- Born: December 18, 1869
- Died: December 4, 1951 (aged 81)
- Known for: Painting

= Georgia Weston Morgan =

American painter

Georgia Weston Morgan (December 18, 1869 - December 4, 1951) was an American painter.

== Early life ==
Born in Campbell County, Virginia, Morgan was the daughter of Robert Withers Morgan and grew up at the family estate, Centerview, in Lynchburg.

In the 1890s she taught art in the local public schools before in 1895 beginning more formal study in Lynchburg with Bernhard Gutmann. She continued her lessons with Louise Jordan Smith.

In the 1910s and 1920s, She continued living at Centerview with her mother; according to family tradition she used the dependency behind the house as a studio during this time. In 1923, she and her mother's other heirs sold the house out of the family.

== Professional life ==
An alumna of Randolph-Macon Woman's College, she traveled to Paris for study at the Académie Julian.

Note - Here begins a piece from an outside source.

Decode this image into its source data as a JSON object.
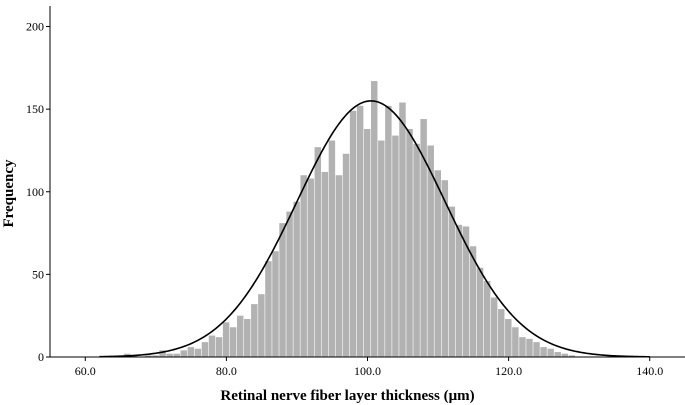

She began her teaching career as an art instructor at Lynchburg College in 1906. She chaired the art department at the same institution from 1915 until 1945; during which time she traveled to Philadelphia and Gloucester, Massachusetts for further study.

Active in civic affairs, Morgan was among the founders of the Lynchburg Civic Art League in 1932; four years later she was among those who worked to establish the Federal Art Gallery in the city, a project of the Works Progress Administration. She also served in other capacities locally, including a stint as vice-president of the Lynchburg Historical Society from 1933 until 1936.

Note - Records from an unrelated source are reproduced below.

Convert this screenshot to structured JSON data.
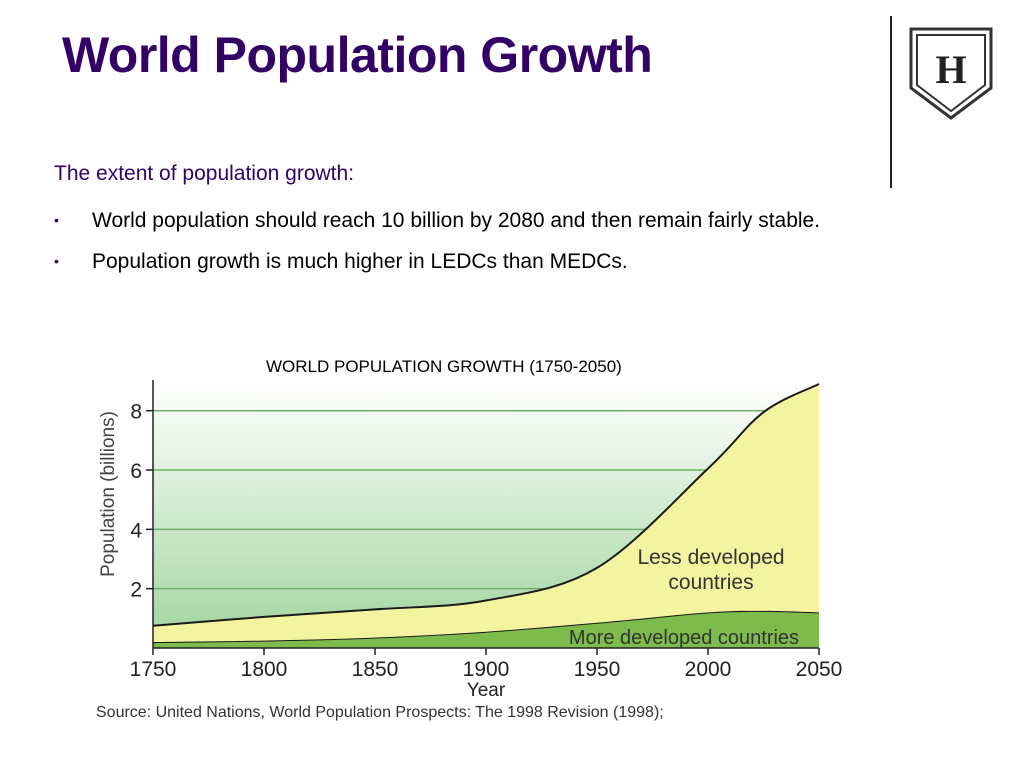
{
  "slide": {
    "title": "World Population Growth",
    "subtitle": "The extent of population growth:",
    "bullets": [
      "World population should reach 10 billion by 2080 and then remain fairly stable.",
      "Population growth is much higher in LEDCs than MEDCs."
    ],
    "logo_letter": "H"
  },
  "chart_data": {
    "type": "area",
    "title": "WORLD POPULATION GROWTH (1750-2050)",
    "xlabel": "Year",
    "ylabel": "Population (billions)",
    "xlim": [
      1750,
      2050
    ],
    "ylim": [
      0,
      8.9
    ],
    "x_ticks": [
      1750,
      1800,
      1850,
      1900,
      1950,
      2000,
      2050
    ],
    "y_ticks": [
      2,
      4,
      6,
      8
    ],
    "grid": true,
    "stacked": true,
    "series": [
      {
        "name": "More developed countries",
        "color": "#7dbb4c",
        "x": [
          1750,
          1800,
          1850,
          1900,
          1950,
          2000,
          2025,
          2050
        ],
        "values": [
          0.2,
          0.25,
          0.35,
          0.55,
          0.85,
          1.2,
          1.25,
          1.2
        ]
      },
      {
        "name": "Less developed countries",
        "color": "#f4f4a0",
        "x": [
          1750,
          1800,
          1850,
          1900,
          1950,
          2000,
          2025,
          2050
        ],
        "values": [
          0.55,
          0.8,
          0.95,
          1.05,
          1.85,
          4.85,
          6.7,
          7.7
        ]
      }
    ],
    "source": "Source: United Nations, World Population Prospects: The 1998 Revision (1998);"
  }
}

During her career, Morgan was elected to the National Association of Women Painters and Sculptors. As an artist she produced mainly miniatures and landscapes, which she showed in galleries along the East Coast and at the Paris Salon. She had a reputation as a "Bohemian" for much of her life; one student recalled how she could frequently be found covered in paint, and it was noted that she kept her brushes in her hair to ensure she would remember where they were.

== Recognition ==
After her death, she was memorialized in the local press as the "Dean of Lynchburg Artists". She is buried at Lynchburg's Spring Hill Cemetery. A historical marker in Morgan's honor, in front of Centerview, was sponsored by Randolph College and erected under the auspices of the Virginia Department of Historic Resources in 2015; another marker in honor of her father was erected adjacent to it at the same time. In 2018 the Virginia Capitol Foundation announced that Morgan's name would be on the Virginia Women's Monument's glass Wall of Honor.